Faith is a personal choice, you can have it or not have it. What truly matters in the Indian way is whether you are respectful of other’s traditions. I am a believer, I respect other religions and the rights of those who chose to be atheist. That’s okay. That is what is shown in the episode very beautifully. At times, this is forgotten. At least the opinion makers in elite circle, they are looking at TV channels, Twitter feed which tend to be extremist and loud. We need to realise that is not the real India. If that was real India, our country would have become another Pakistan or Syria. We are relatively very peaceful country.
Faith is important especially if you pass through different days in life. I had a lot of challenges in my personal life for 7-8 years. Things are stabilizing a bit right now. One thing that got me through is my faith and my family.
What can be done to maintain religious harmony in the present scenario?
Firstly, some rules should be followed in life. There is nothing wrong if words are answered by words. If I put out a book or a movie, others have a choice to like or dislike it. Its okay. When words are answered by violence, then there is a problem. Fortunately, that doesn’t happen as often in India. Secondly, we need mutual respect, all religions have to respect each other. If any religious group feels it is only one way respect, that becomes unsustainable. Third, if you look at actual data, India is among the least violent country in the world. I am talking about any kind of violence, this is despite very tiny police force, paralyzed court justice system. Even a developed country like the US is much more violent than India.
Some people have taken upon themselves to protect their religion and God. Does God really need protection at all?
People get emotional. If you insult a father in front of a child, they get emotional. When you get emotional, what do you do? Do you answer words with words? If you answer words with violence, that is unacceptable in any civilised society.
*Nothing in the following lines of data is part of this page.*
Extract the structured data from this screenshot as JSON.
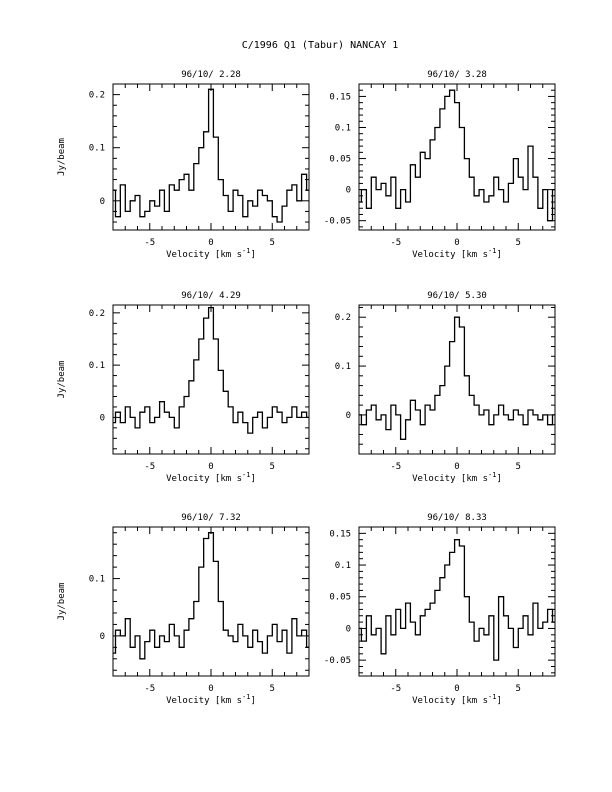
{
  "page_title": "C/1996 Q1 (Tabur)   NANCAY      1",
  "chart_data": [
    {
      "type": "line",
      "drawstyle": "steps",
      "title": "96/10/ 2.28",
      "xlabel": "Velocity [km s^-1]",
      "ylabel": "Jy/beam",
      "xlim": [
        -8,
        8
      ],
      "ylim": [
        -0.055,
        0.22
      ],
      "xticks": [
        -5,
        0,
        5
      ],
      "yticks": [
        0,
        0.1,
        0.2
      ],
      "ytick_labels": [
        "0",
        "0.1",
        "0.2"
      ],
      "series": [
        {
          "x": [
            -8.0,
            -7.6,
            -7.2,
            -6.8,
            -6.4,
            -6.0,
            -5.6,
            -5.2,
            -4.8,
            -4.4,
            -4.0,
            -3.6,
            -3.2,
            -2.8,
            -2.4,
            -2.0,
            -1.6,
            -1.2,
            -0.8,
            -0.4,
            0.0,
            0.4,
            0.8,
            1.2,
            1.6,
            2.0,
            2.4,
            2.8,
            3.2,
            3.6,
            4.0,
            4.4,
            4.8,
            5.2,
            5.6,
            6.0,
            6.4,
            6.8,
            7.2,
            7.6,
            8.0
          ],
          "y": [
            0.02,
            -0.03,
            0.03,
            -0.02,
            0.0,
            0.01,
            -0.03,
            -0.02,
            0.0,
            -0.01,
            0.02,
            -0.02,
            0.03,
            0.02,
            0.04,
            0.05,
            0.02,
            0.07,
            0.1,
            0.13,
            0.21,
            0.12,
            0.04,
            0.01,
            -0.02,
            0.02,
            0.01,
            -0.03,
            0.0,
            -0.01,
            0.02,
            0.01,
            0.0,
            -0.03,
            -0.04,
            -0.01,
            0.02,
            0.03,
            0.0,
            0.05,
            0.02
          ]
        }
      ]
    },
    {
      "type": "line",
      "drawstyle": "steps",
      "title": "96/10/ 3.28",
      "xlabel": "Velocity [km s^-1]",
      "ylabel": "",
      "xlim": [
        -8,
        8
      ],
      "ylim": [
        -0.065,
        0.17
      ],
      "xticks": [
        -5,
        0,
        5
      ],
      "yticks": [
        -0.05,
        0,
        0.05,
        0.1,
        0.15
      ],
      "ytick_labels": [
        "-0.05",
        "0",
        "0.05",
        "0.1",
        "0.15"
      ],
      "series": [
        {
          "x": [
            -8.0,
            -7.6,
            -7.2,
            -6.8,
            -6.4,
            -6.0,
            -5.6,
            -5.2,
            -4.8,
            -4.4,
            -4.0,
            -3.6,
            -3.2,
            -2.8,
            -2.4,
            -2.0,
            -1.6,
            -1.2,
            -0.8,
            -0.4,
            0.0,
            0.4,
            0.8,
            1.2,
            1.6,
            2.0,
            2.4,
            2.8,
            3.2,
            3.6,
            4.0,
            4.4,
            4.8,
            5.2,
            5.6,
            6.0,
            6.4,
            6.8,
            7.2,
            7.6,
            8.0
          ],
          "y": [
            -0.02,
            0.0,
            -0.03,
            0.02,
            0.0,
            0.01,
            -0.01,
            0.02,
            -0.03,
            0.0,
            -0.02,
            0.04,
            0.02,
            0.06,
            0.05,
            0.08,
            0.1,
            0.13,
            0.15,
            0.16,
            0.14,
            0.1,
            0.05,
            0.02,
            -0.01,
            0.0,
            -0.02,
            -0.01,
            0.02,
            0.0,
            -0.02,
            0.01,
            0.05,
            0.02,
            0.0,
            0.07,
            0.02,
            -0.03,
            0.0,
            -0.05,
            0.0
          ]
        }
      ]
    },
    {
      "type": "line",
      "drawstyle": "steps",
      "title": "96/10/ 4.29",
      "xlabel": "Velocity [km s^-1]",
      "ylabel": "Jy/beam",
      "xlim": [
        -8,
        8
      ],
      "ylim": [
        -0.07,
        0.215
      ],
      "xticks": [
        -5,
        0,
        5
      ],
      "yticks": [
        0,
        0.1,
        0.2
      ],
      "ytick_labels": [
        "0",
        "0.1",
        "0.2"
      ],
      "series": [
        {
          "x": [
            -8.0,
            -7.6,
            -7.2,
            -6.8,
            -6.4,
            -6.0,
            -5.6,
            -5.2,
            -4.8,
            -4.4,
            -4.0,
            -3.6,
            -3.2,
            -2.8,
            -2.4,
            -2.0,
            -1.6,
            -1.2,
            -0.8,
            -0.4,
            0.0,
            0.4,
            0.8,
            1.2,
            1.6,
            2.0,
            2.4,
            2.8,
            3.2,
            3.6,
            4.0,
            4.4,
            4.8,
            5.2,
            5.6,
            6.0,
            6.4,
            6.8,
            7.2,
            7.6,
            8.0
          ],
          "y": [
            -0.01,
            0.01,
            -0.01,
            0.02,
            0.0,
            -0.02,
            0.01,
            0.02,
            -0.01,
            0.0,
            0.03,
            0.01,
            0.0,
            -0.02,
            0.02,
            0.04,
            0.07,
            0.11,
            0.15,
            0.19,
            0.21,
            0.15,
            0.09,
            0.05,
            0.02,
            -0.01,
            0.01,
            -0.01,
            -0.03,
            0.0,
            0.01,
            -0.02,
            0.0,
            0.02,
            0.01,
            -0.01,
            0.0,
            0.02,
            0.0,
            0.01,
            0.0
          ]
        }
      ]
    },
    {
      "type": "line",
      "drawstyle": "steps",
      "title": "96/10/ 5.30",
      "xlabel": "Velocity [km s^-1]",
      "ylabel": "",
      "xlim": [
        -8,
        8
      ],
      "ylim": [
        -0.08,
        0.225
      ],
      "xticks": [
        -5,
        0,
        5
      ],
      "yticks": [
        0,
        0.1,
        0.2
      ],
      "ytick_labels": [
        "0",
        "0.1",
        "0.2"
      ],
      "series": [
        {
          "x": [
            -8.0,
            -7.6,
            -7.2,
            -6.8,
            -6.4,
            -6.0,
            -5.6,
            -5.2,
            -4.8,
            -4.4,
            -4.0,
            -3.6,
            -3.2,
            -2.8,
            -2.4,
            -2.0,
            -1.6,
            -1.2,
            -0.8,
            -0.4,
            0.0,
            0.4,
            0.8,
            1.2,
            1.6,
            2.0,
            2.4,
            2.8,
            3.2,
            3.6,
            4.0,
            4.4,
            4.8,
            5.2,
            5.6,
            6.0,
            6.4,
            6.8,
            7.2,
            7.6,
            8.0
          ],
          "y": [
            0.0,
            -0.02,
            0.01,
            0.02,
            -0.01,
            0.0,
            -0.03,
            0.02,
            0.0,
            -0.05,
            -0.01,
            0.03,
            0.01,
            -0.02,
            0.02,
            0.01,
            0.04,
            0.06,
            0.1,
            0.15,
            0.2,
            0.18,
            0.08,
            0.04,
            0.02,
            0.0,
            0.01,
            -0.02,
            0.0,
            0.02,
            0.0,
            -0.01,
            0.01,
            0.0,
            -0.02,
            0.01,
            0.0,
            -0.01,
            0.0,
            -0.02,
            0.0
          ]
        }
      ]
    },
    {
      "type": "line",
      "drawstyle": "steps",
      "title": "96/10/ 7.32",
      "xlabel": "Velocity [km s^-1]",
      "ylabel": "Jy/beam",
      "xlim": [
        -8,
        8
      ],
      "ylim": [
        -0.07,
        0.19
      ],
      "xticks": [
        -5,
        0,
        5
      ],
      "yticks": [
        0,
        0.1
      ],
      "ytick_labels": [
        "0",
        "0.1"
      ],
      "series": [
        {
          "x": [
            -8.0,
            -7.6,
            -7.2,
            -6.8,
            -6.4,
            -6.0,
            -5.6,
            -5.2,
            -4.8,
            -4.4,
            -4.0,
            -3.6,
            -3.2,
            -2.8,
            -2.4,
            -2.0,
            -1.6,
            -1.2,
            -0.8,
            -0.4,
            0.0,
            0.4,
            0.8,
            1.2,
            1.6,
            2.0,
            2.4,
            2.8,
            3.2,
            3.6,
            4.0,
            4.4,
            4.8,
            5.2,
            5.6,
            6.0,
            6.4,
            6.8,
            7.2,
            7.6,
            8.0
          ],
          "y": [
            -0.03,
            0.01,
            0.0,
            0.03,
            -0.02,
            0.0,
            -0.04,
            -0.01,
            0.01,
            -0.02,
            0.0,
            -0.01,
            0.02,
            0.0,
            -0.02,
            0.01,
            0.03,
            0.06,
            0.12,
            0.17,
            0.18,
            0.13,
            0.06,
            0.01,
            0.0,
            -0.01,
            0.02,
            0.0,
            -0.02,
            0.01,
            -0.01,
            -0.03,
            0.0,
            0.02,
            -0.01,
            0.01,
            -0.03,
            0.03,
            0.0,
            0.01,
            -0.02
          ]
        }
      ]
    },
    {
      "type": "line",
      "drawstyle": "steps",
      "title": "96/10/ 8.33",
      "xlabel": "Velocity [km s^-1]",
      "ylabel": "",
      "xlim": [
        -8,
        8
      ],
      "ylim": [
        -0.075,
        0.16
      ],
      "xticks": [
        -5,
        0,
        5
      ],
      "yticks": [
        -0.05,
        0,
        0.05,
        0.1,
        0.15
      ],
      "ytick_labels": [
        "-0.05",
        "0",
        "0.05",
        "0.1",
        "0.15"
      ],
      "series": [
        {
          "x": [
            -8.0,
            -7.6,
            -7.2,
            -6.8,
            -6.4,
            -6.0,
            -5.6,
            -5.2,
            -4.8,
            -4.4,
            -4.0,
            -3.6,
            -3.2,
            -2.8,
            -2.4,
            -2.0,
            -1.6,
            -1.2,
            -0.8,
            -0.4,
            0.0,
            0.4,
            0.8,
            1.2,
            1.6,
            2.0,
            2.4,
            2.8,
            3.2,
            3.6,
            4.0,
            4.4,
            4.8,
            5.2,
            5.6,
            6.0,
            6.4,
            6.8,
            7.2,
            7.6,
            8.0
          ],
          "y": [
            0.0,
            -0.02,
            0.02,
            -0.01,
            0.0,
            -0.04,
            0.02,
            -0.01,
            0.03,
            0.0,
            0.04,
            0.01,
            -0.01,
            0.02,
            0.03,
            0.04,
            0.06,
            0.08,
            0.1,
            0.12,
            0.14,
            0.13,
            0.05,
            0.01,
            -0.02,
            0.0,
            -0.01,
            0.02,
            -0.05,
            0.05,
            0.02,
            0.0,
            -0.03,
            0.0,
            0.02,
            -0.01,
            0.04,
            0.0,
            0.01,
            0.03,
            0.01
          ]
        }
      ]
    }
  ]
}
If a country attacks us, we answer for violence with violence. That’s okay. Words should not be answered with violence.
You have taken artistic liberty in your books. Filmmakers take artistic liberty as well, does it not leave the audience confused and misled?
Creative liberty is a western term. There is an assumption that an artistic person taking on the establishment is a tedious approach. We have had various interpretations in the past. But in India, we never say we are taking creative liberty. We say we are making another respectful interpretation at the feet of the Gods and Goddesses we worship. If you write with that attitude, controversies don’t happen. I have written 10 books in 12 years. The books have sold very well with Lord Shiva’s blessings. Shiva trilogy is fastest selling book series ever. Have you ever heard any controversy around me? If you make a respectful interpretation, Indians have a big heart because they can see the intention.
Imagine if someone went to an Indian film director and asked him to shoot a scene where the lead actor breaks the base of a Shivling and carries it on his shoulder to a waterfall. That director would have said, ‘Are you mad, you don’t know how controversial that would be’. But in the hands of a genuine devotee like SS Rajamouli, you noticed that scene created no controversy. It is one of the most iconic scenes in Indian cinema. It’s a very respectful scene, viewers can see the intention. You see the faces of the actors, music – it is so respectful. Indians have a big heart, they can see intentions.
The third episode of The Journey of India will air on discovery+ and Discovery Channel on October 24.